Although it isn't ready for a release candidate quite yet, Vista is showing some promising improvements as of this latest build. The UI changes seem minor at best - new themes and Flip3d anti-aliasing do represent and improvement, but they're not really Vista's weakness at this point. We would rather see more work go in to the internals of Vista, but with a large company like Microsoft, the "too many cooks" problem would likely apply.
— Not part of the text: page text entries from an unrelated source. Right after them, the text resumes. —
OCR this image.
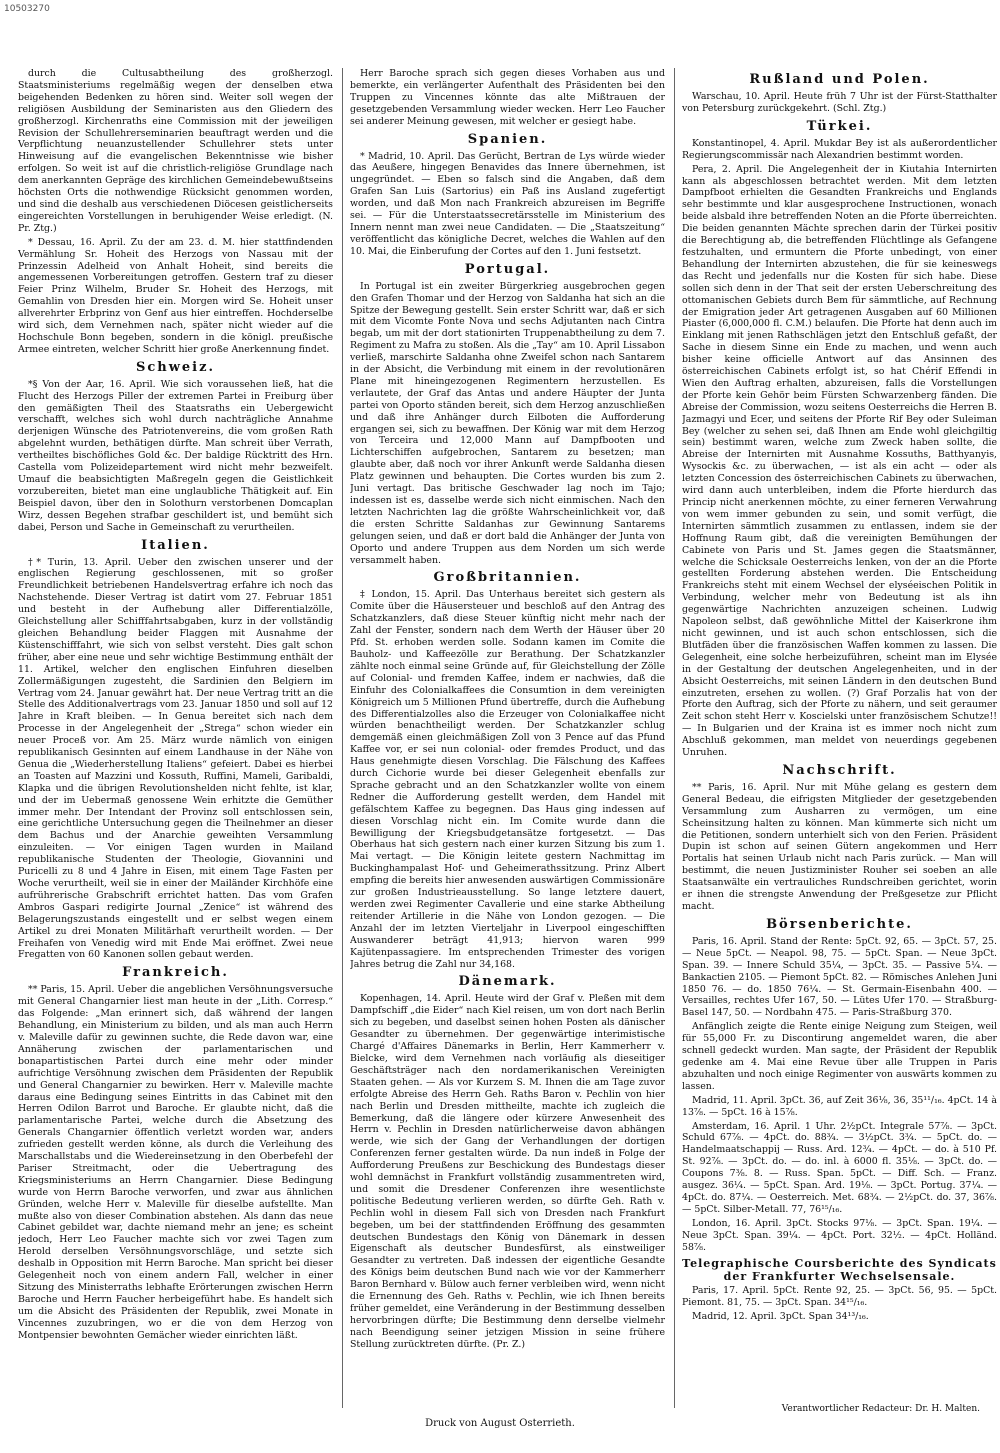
10503270

durch die Cultusabtheilung des großherzogl. Staatsministeriums regelmäßig wegen der denselben etwa beigehenden Bedenken zu hören sind. Weiter soll wegen der religiösen Ausbildung der Seminaristen aus den Gliedern des großherzogl. Kirchenraths eine Commission mit der jeweiligen Revision der Schullehrerseminarien beauftragt werden und die Verpflichtung neuanzustellender Schullehrer stets unter Hinweisung auf die evangelischen Bekenntnisse wie bisher erfolgen. So weit ist auf die christlich-religiöse Grundlage nach dem anerkannten Gepräge des kirchlichen Gemeindebewußtseins höchsten Orts die nothwendige Rücksicht genommen worden, und sind die deshalb aus verschiedenen Diöcesen geistlicherseits eingereichten Vorstellungen in beruhigender Weise erledigt. (N. Pr. Ztg.)

* Dessau, 16. April. Zu der am 23. d. M. hier stattfindenden Vermählung Sr. Hoheit des Herzogs von Nassau mit der Prinzessin Adelheid von Anhalt Hoheit, sind bereits die angemessenen Vorbereitungen getroffen. Gestern traf zu dieser Feier Prinz Wilhelm, Bruder Sr. Hoheit des Herzogs, mit Gemahlin von Dresden hier ein. Morgen wird Se. Hoheit unser allverehrter Erbprinz von Genf aus hier eintreffen. Hochderselbe wird sich, dem Vernehmen nach, später nicht wieder auf die Hochschule Bonn begeben, sondern in die königl. preußische Armee eintreten, welcher Schritt hier große Anerkennung findet.

Schweiz.

*§ Von der Aar, 16. April. Wie sich voraussehen ließ, hat die Flucht des Herzogs Piller der extremen Partei in Freiburg über den gemäßigten Theil des Staatsraths ein Uebergewicht verschafft, welches sich wohl durch nachträgliche Annahme derjenigen Wünsche des Patriotenvereins, die vom großen Rath abgelehnt wurden, bethätigen dürfte. Man schreit über Verrath, vertheiltes bischöfliches Gold &c. Der baldige Rücktritt des Hrn. Castella vom Polizeidepartement wird nicht mehr bezweifelt. Umauf die beabsichtigten Maßregeln gegen die Geistlichkeit vorzubereiten, bietet man eine unglaubliche Thätigkeit auf. Ein Beispiel davon, über den in Solothurn verstorbenen Domcaplan Wirz, dessen Begehen strafbar geschildert ist, und bemüht sich dabei, Person und Sache in Gemeinschaft zu verurtheilen.

Italien.

†* Turin, 13. April. Ueber den zwischen unserer und der englischen Regierung geschlossenen, mit so großer Freundlichkeit betriebenen Handelsvertrag erfahre ich noch das Nachstehende. Dieser Vertrag ist datirt vom 27. Februar 1851 und besteht in der Aufhebung aller Differentialzölle, Gleichstellung aller Schifffahrtsabgaben, kurz in der vollständig gleichen Behandlung beider Flaggen mit Ausnahme der Küstenschifffahrt, wie sich von selbst versteht. Dies galt schon früher, aber eine neue und sehr wichtige Bestimmung enthält der 11. Artikel, welcher den englischen Einfuhren dieselben Zollermäßigungen zugesteht, die Sardinien den Belgiern im Vertrag vom 24. Januar gewährt hat. Der neue Vertrag tritt an die Stelle des Additionalvertrags vom 23. Januar 1850 und soll auf 12 Jahre in Kraft bleiben. — In Genua bereitet sich nach dem Processe in der Angelegenheit der „Strega“ schon wieder ein neuer Proceß vor. Am 25. März wurde nämlich von einigen republikanisch Gesinnten auf einem Landhause in der Nähe von Genua die „Wiederherstellung Italiens“ gefeiert. Dabei es hierbei an Toasten auf Mazzini und Kossuth, Ruffini, Mameli, Garibaldi, Klapka und die übrigen Revolutionshelden nicht fehlte, ist klar, und der im Uebermaß genossene Wein erhitzte die Gemüther immer mehr. Der Intendant der Provinz soll entschlossen sein, eine gerichtliche Untersuchung gegen die Theilnehmer an dieser dem Bachus und der Anarchie geweihten Versammlung einzuleiten. — Vor einigen Tagen wurden in Mailand republikanische Studenten der Theologie, Giovannini und Puricelli zu 8 und 4 Jahre in Eisen, mit einem Tage Fasten per Woche verurtheilt, weil sie in einer der Mailänder Kirchhöfe eine aufrührerische Grabschrift errichtet hatten. Das vom Grafen Ambros Gaspari redigirte Journal „Zenice“ ist während des Belagerungszustands eingestellt und er selbst wegen einem Artikel zu drei Monaten Militärhaft verurtheilt worden. — Der Freihafen von Venedig wird mit Ende Mai eröffnet. Zwei neue Fregatten von 60 Kanonen sollen gebaut werden.

Frankreich.

** Paris, 15. April. Ueber die angeblichen Versöhnungsversuche mit General Changarnier liest man heute in der „Lith. Corresp.“ das Folgende: „Man erinnert sich, daß während der langen Behandlung, ein Ministerium zu bilden, und als man auch Herrn v. Maleville dafür zu gewinnen suchte, die Rede davon war, eine Annäherung zwischen der parlamentarischen und bonapartistischen Partei durch eine mehr oder minder aufrichtige Versöhnung zwischen dem Präsidenten der Republik und General Changarnier zu bewirken. Herr v. Maleville machte daraus eine Bedingung seines Eintritts in das Cabinet mit den Herren Odilon Barrot und Baroche. Er glaubte nicht, daß die parlamentarische Partei, welche durch die Absetzung des Generals Changarnier öffentlich verletzt worden war, anders zufrieden gestellt werden könne, als durch die Verleihung des Marschallstabs und die Wiedereinsetzung in den Oberbefehl der Pariser Streitmacht, oder die Uebertragung des Kriegsministeriums an Herrn Changarnier. Diese Bedingung wurde von Herrn Baroche verworfen, und zwar aus ähnlichen Gründen, welche Herr v. Maleville für dieselbe aufstellte. Man mußte also von dieser Combination abstehen. Als dann das neue Cabinet gebildet war, dachte niemand mehr an jene; es scheint jedoch, Herr Leo Faucher machte sich vor zwei Tagen zum Herold derselben Versöhnungsvorschläge, und setzte sich deshalb in Opposition mit Herrn Baroche. Man spricht bei dieser Gelegenheit noch von einem andern Fall, welcher in einer Sitzung des Ministerraths lebhafte Erörterungen zwischen Herrn Baroche und Herrn Faucher herbeigeführt habe. Es handelt sich um die Absicht des Präsidenten der Republik, zwei Monate in Vincennes zuzubringen, wo er die von dem Herzog von Montpensier bewohnten Gemächer wieder einrichten läßt.

Herr Baroche sprach sich gegen dieses Vorhaben aus und bemerkte, ein verlängerter Aufenthalt des Präsidenten bei den Truppen zu Vincennes könnte das alte Mißtrauen der gesetzgebenden Versammlung wieder wecken. Herr Leo Faucher sei anderer Meinung gewesen, mit welcher er gesiegt habe.

Spanien.

* Madrid, 10. April. Das Gerücht, Bertran de Lys würde wieder das Aeußere, hingegen Benavides das Innere übernehmen, ist ungegründet. — Eben so falsch sind die Angaben, daß dem Grafen San Luis (Sartorius) ein Paß ins Ausland zugefertigt worden, und daß Mon nach Frankreich abzureisen im Begriffe sei. — Für die Unterstaatssecretärsstelle im Ministerium des Innern nennt man zwei neue Candidaten. — Die „Staatszeitung“ veröffentlicht das königliche Decret, welches die Wahlen auf den 10. Mai, die Einberufung der Cortes auf den 1. Juni festsetzt.

Portugal.

In Portugal ist ein zweiter Bürgerkrieg ausgebrochen gegen den Grafen Thomar und der Herzog von Saldanha hat sich an die Spitze der Bewegung gestellt. Sein erster Schritt war, daß er sich mit dem Vicomte Fonte Nova und sechs Adjutanten nach Cintra begab, um mit der dort stationirten Truppenabtheilung zu dem 7. Regiment zu Mafra zu stoßen. Als die „Tay“ am 10. April Lissabon verließ, marschirte Saldanha ohne Zweifel schon nach Santarem in der Absicht, die Verbindung mit einem in der revolutionären Plane mit hineingezogenen Regimentern herzustellen. Es verlautete, der Graf das Antas und andere Häupter der Junta partei von Oporto ständen bereit, sich dem Herzog anzuschließen und daß ihre Anhänger durch Eilboten die Aufforderung ergangen sei, sich zu bewaffnen. Der König war mit dem Herzog von Terceira und 12,000 Mann auf Dampfbooten und Lichterschiffen aufgebrochen, Santarem zu besetzen; man glaubte aber, daß noch vor ihrer Ankunft werde Saldanha diesen Platz gewinnen und behaupten. Die Cortes wurden bis zum 2. Juni vertagt. Das britische Geschwader lag noch im Tajo; indessen ist es, dasselbe werde sich nicht einmischen. Nach den letzten Nachrichten lag die größte Wahrscheinlichkeit vor, daß die ersten Schritte Saldanhas zur Gewinnung Santarems gelungen seien, und daß er dort bald die Anhänger der Junta von Oporto und andere Truppen aus dem Norden um sich werde versammelt haben.

Großbritannien.

‡ London, 15. April. Das Unterhaus bereitet sich gestern als Comite über die Häusersteuer und beschloß auf den Antrag des Schatzkanzlers, daß diese Steuer künftig nicht mehr nach der Zahl der Fenster, sondern nach dem Werth der Häuser über 20 Pfd. St. erhoben werden solle. Sodann kamen im Comite die Bauholz- und Kaffeezölle zur Berathung. Der Schatzkanzler zählte noch einmal seine Gründe auf, für Gleichstellung der Zölle auf Colonial- und fremden Kaffee, indem er nachwies, daß die Einfuhr des Colonialkaffees die Consumtion in dem vereinigten Königreich um 5 Millionen Pfund übertreffe, durch die Aufhebung des Differentialzolles also die Erzeuger von Colonialkaffee nicht würden benachtheiligt werden. Der Schatzkanzler schlug demgemäß einen gleichmäßigen Zoll von 3 Pence auf das Pfund Kaffee vor, er sei nun colonial- oder fremdes Product, und das Haus genehmigte diesen Vorschlag. Die Fälschung des Kaffees durch Cichorie wurde bei dieser Gelegenheit ebenfalls zur Sprache gebracht und an den Schatzkanzler wollte von einem Redner die Aufforderung gestellt werden, dem Handel mit gefälschtem Kaffee zu begegnen. Das Haus ging indessen auf diesen Vorschlag nicht ein. Im Comite wurde dann die Bewilligung der Kriegsbudgetansätze fortgesetzt. — Das Oberhaus hat sich gestern nach einer kurzen Sitzung bis zum 1. Mai vertagt. — Die Königin leitete gestern Nachmittag im Buckinghampalast Hof- und Geheimerathssitzung. Prinz Albert empfing die bereits hier anwesenden auswärtigen Commissionäre zur großen Industrieausstellung. So lange letztere dauert, werden zwei Regimenter Cavallerie und eine starke Abtheilung reitender Artillerie in die Nähe von London gezogen. — Die Anzahl der im letzten Vierteljahr in Liverpool eingeschifften Auswanderer beträgt 41,913; hiervon waren 999 Kajütenpassagiere. Im entsprechenden Trimester des vorigen Jahres betrug die Zahl nur 34,168.

Dänemark.

Kopenhagen, 14. April. Heute wird der Graf v. Pleßen mit dem Dampfschiff „die Eider“ nach Kiel reisen, um von dort nach Berlin sich zu begeben, und daselbst seinen hohen Posten als dänischer Gesandter zu übernehmen. Der gegenwärtige interimistische Chargé d'Affaires Dänemarks in Berlin, Herr Kammerherr v. Bielcke, wird dem Vernehmen nach vorläufig als dieseitiger Geschäftsträger nach den nordamerikanischen Vereinigten Staaten gehen. — Als vor Kurzem S. M. Ihnen die am Tage zuvor erfolgte Abreise des Herrn Geh. Raths Baron v. Pechlin von hier nach Berlin und Dresden mittheilte, machte ich zugleich die Bemerkung, daß die längere oder kürzere Anwesenheit des Herrn v. Pechlin in Dresden natürlicherweise davon abhängen werde, wie sich der Gang der Verhandlungen der dortigen Conferenzen ferner gestalten würde. Da nun indeß in Folge der Aufforderung Preußens zur Beschickung des Bundestags dieser wohl demnächst in Frankfurt vollständig zusammentreten wird, und somit die Dresdener Conferenzen ihre wesentlichste politische Bedeutung verlieren werden, so dürfte Geh. Rath v. Pechlin wohl in diesem Fall sich von Dresden nach Frankfurt begeben, um bei der stattfindenden Eröffnung des gesammten deutschen Bundestags den König von Dänemark in dessen Eigenschaft als deutscher Bundesfürst, als einstweiliger Gesandter zu vertreten. Daß indessen der eigentliche Gesandte des Königs beim deutschen Bund nach wie vor der Kammerherr Baron Bernhard v. Bülow auch ferner verbleiben wird, wenn nicht die Ernennung des Geh. Raths v. Pechlin, wie ich Ihnen bereits früher gemeldet, eine Veränderung in der Bestimmung desselben hervorbringen dürfte; Die Bestimmung denn derselbe vielmehr nach Beendigung seiner jetzigen Mission in seine frühere Stellung zurücktreten dürfte. (Pr. Z.)

Rußland und Polen.

Warschau, 10. April. Heute früh 7 Uhr ist der Fürst-Statthalter von Petersburg zurückgekehrt. (Schl. Ztg.)

Türkei.

Konstantinopel, 4. April. Mukdar Bey ist als außerordentlicher Regierungscommissär nach Alexandrien bestimmt worden.

Pera, 2. April. Die Angelegenheit der in Kiutahia Internirten kann als abgeschlossen betrachtet werden. Mit dem letzten Dampfboot erhielten die Gesandten Frankreichs und Englands sehr bestimmte und klar ausgesprochene Instructionen, wonach beide alsbald ihre betreffenden Noten an die Pforte überreichten. Die beiden genannten Mächte sprechen darin der Türkei positiv die Berechtigung ab, die betreffenden Flüchtlinge als Gefangene festzuhalten, und ermuntern die Pforte unbedingt, von einer Behandlung der Internirten abzustehen, die für sie keineswegs das Recht und jedenfalls nur die Kosten für sich habe. Diese sollen sich denn in der That seit der ersten Ueberschreitung des ottomanischen Gebiets durch Bem für sämmtliche, auf Rechnung der Emigration jeder Art getragenen Ausgaben auf 60 Millionen Piaster (6,000,000 fl. C.M.) belaufen. Die Pforte hat denn auch im Einklang mit jenen Rathschlägen jetzt den Entschluß gefaßt, der Sache in diesem Sinne ein Ende zu machen, und wenn auch bisher keine officielle Antwort auf das Ansinnen des österreichischen Cabinets erfolgt ist, so hat Chérif Effendi in Wien den Auftrag erhalten, abzureisen, falls die Vorstellungen der Pforte kein Gehör beim Fürsten Schwarzenberg fänden. Die Abreise der Commission, wozu seitens Oesterreichs die Herren B. Jazmagyi und Ecer, und seitens der Pforte Rif Bey oder Suleiman Bey (welcher zu sehen sei, daß Ihnen am Ende wohl gleichgiltig sein) bestimmt waren, welche zum Zweck haben sollte, die Abreise der Internirten mit Ausnahme Kossuths, Batthyanyis, Wysockis &c. zu überwachen, — ist als ein acht — oder als letzten Concession des österreichischen Cabinets zu überwachen, wird dann auch unterbleiben, indem die Pforte hierdurch das Princip nicht anerkennen möchte, zu einer ferneren Verwahrung von wem immer gebunden zu sein, und somit verfügt, die Internirten sämmtlich zusammen zu entlassen, indem sie der Hoffnung Raum gibt, daß die vereinigten Bemühungen der Cabinete von Paris und St. James gegen die Staatsmänner, welche die Schicksale Oesterreichs lenken, von der an die Pforte gestellten Forderung abstehen werden. Die Entscheidung Frankreichs steht mit einem Wechsel der elyséeischen Politik in Verbindung, welcher mehr von Bedeutung ist als ihn gegenwärtige Nachrichten anzuzeigen scheinen. Ludwig Napoleon selbst, daß gewöhnliche Mittel der Kaiserkrone ihm nicht gewinnen, und ist auch schon entschlossen, sich die Blutfäden über die französischen Waffen kommen zu lassen. Die Gelegenheit, eine solche herbeizuführen, scheint man im Elysée in der Gestaltung der deutschen Angelegenheiten, und in der Absicht Oesterreichs, mit seinen Ländern in den deutschen Bund einzutreten, ersehen zu wollen. (?) Graf Porzalis hat von der Pforte den Auftrag, sich der Pforte zu nähern, und seit geraumer Zeit schon steht Herr v. Koscielski unter französischem Schutze!! — In Bulgarien und der Kraina ist es immer noch nicht zum Abschluß gekommen, man meldet von neuerdings gegebenen Unruhen.

Nachschrift.

** Paris, 16. April. Nur mit Mühe gelang es gestern dem General Bedeau, die eifrigsten Mitglieder der gesetzgebenden Versammlung zum Ausharren zu vermögen, um eine Scheinsitzung halten zu können. Man kümmerte sich nicht um die Petitionen, sondern unterhielt sich von den Ferien. Präsident Dupin ist schon auf seinen Gütern angekommen und Herr Portalis hat seinen Urlaub nicht nach Paris zurück. — Man will bestimmt, die neuen Justizminister Rouher sei soeben an alle Staatsanwälte ein vertrauliches Rundschreiben gerichtet, worin er ihnen die strengste Anwendung der Preßgesetze zur Pflicht macht.

Börsenberichte.

Paris, 16. April. Stand der Rente: 5pCt. 92, 65. — 3pCt. 57, 25. — Neue 5pCt. — Neapol. 98, 75. — 5pCt. Span. — Neue 3pCt. Span. 39. — Innere Schuld 35¼, — 3pCt. 35. — Passive 5¼. — Bankactien 2105. — Piemont 5pCt. 82. — Römisches Anlehen Juni 1850 76. — do. 1850 76¼. — St. Germain-Eisenbahn 400. — Versailles, rechtes Ufer 167, 50. — Lütes Ufer 170. — Straßburg-Basel 147, 50. — Nordbahn 475. — Paris-Straßburg 370.

Anfänglich zeigte die Rente einige Neigung zum Steigen, weil für 55,000 Fr. zu Discontirung angemeldet waren, die aber schnell gedeckt wurden. Man sagte, der Präsident der Republik gedenke am 4. Mai eine Revue über alle Truppen in Paris abzuhalten und noch einige Regimenter von auswärts kommen zu lassen.

Madrid, 11. April. 3pCt. 36, auf Zeit 36⅛, 36, 35¹¹/₁₆. 4pCt. 14 à 13⅞. — 5pCt. 16 à 15⅞.

Amsterdam, 16. April. 1 Uhr. 2½pCt. Integrale 57⅞. — 3pCt. Schuld 67⅞. — 4pCt. do. 88¾. — 3½pCt. 3¾. — 5pCt. do. — Handelmaatschappij — Russ. Ard. 12¾. — 4pCt. — do. à 510 Pf. St. 92⅞. — 3pCt. do. — do. inl. à 6000 fl. 35⅛. — 3pCt. do. — Coupons 7⅜. 8. — Russ. Span. 5pCt. — Diff. Sch. — Franz. ausgez. 36¼. — 5pCt. Span. Ard. 19⅛. — 3pCt. Portug. 37¼. — 4pCt. do. 87¼. — Oesterreich. Met. 68¾. — 2½pCt. do. 37, 36⅞. — 5pCt. Silber-Metall. 77, 76¹⁵/₁₆.

London, 16. April. 3pCt. Stocks 97⅛. — 3pCt. Span. 19¼. — Neue 3pCt. Span. 39¼. — 4pCt. Port. 32½. — 4pCt. Holländ. 58⅞.

Telegraphische Coursberichte des Syndicats der Frankfurter Wechselsensale.

Paris, 17. April. 5pCt. Rente 92, 25. — 3pCt. 56, 95. — 5pCt. Piemont. 81, 75. — 3pCt. Span. 34¹⁵/₁₆.

Madrid, 12. April. 3pCt. Span 34¹³/₁₆.

Verantwortlicher Redacteur: Dr. H. Malten.
Druck von August Osterrieth.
What we have seen of work done underneath so far is promising; the Vista UI is noticeably faster, overall performance is a little higher, UAC is finally becoming more friendly, and Microsoft/Nvidia have solved one of the major problems with gaming under Beta 2, anti-aliasing performance.

However, these changes still aren't enough to shift our earlier conclusions about how Vista compares to Mac OS X Tiger - Vista is still lagging behind Tiger - but this offers some hope that Vista will be able to pull ahead of XP by the time it is released. If Microsoft wants to launch Vista properly, Microsoft must continue working on UAC to make it more manageable, as what we've seen today is a good start but still not ready for widespread use and turning it off entirely is not a real solution. As we said in our Beta 2 preview, it doesn't need to be perfect, but it does need to be better.

The second area that still needs to be improved on before the launch of Vista is program compatibility. Build 5472 did not seem to be any more compatible with our testing software than Beta 2 did, and this will be a problem if it doesn't improve by the time the final version of Vista is released. Microsoft needs to make Vista more aware of programs that should be run with higher privileges out of the box, and 3rd party programmers need to better follow Vista's security guidelines so that programs don't unnecessarily need administrative powers.

Last, but certainly not least, performance still needs to improve. Between shedding some of its debug code and drivers maturing a bit more, we saw some respectable performance improvements, but it isn't enough. As far as general performance goes Vista still needs a couple more performance boosts along the lines of what we saw today, and gaming performance needs to pick up a good deal. If Microsoft can't meet this conditions before attempting to launch Vista, then it's going to be very hard to recommend Vista over XP as long as XP is still a viable operating system.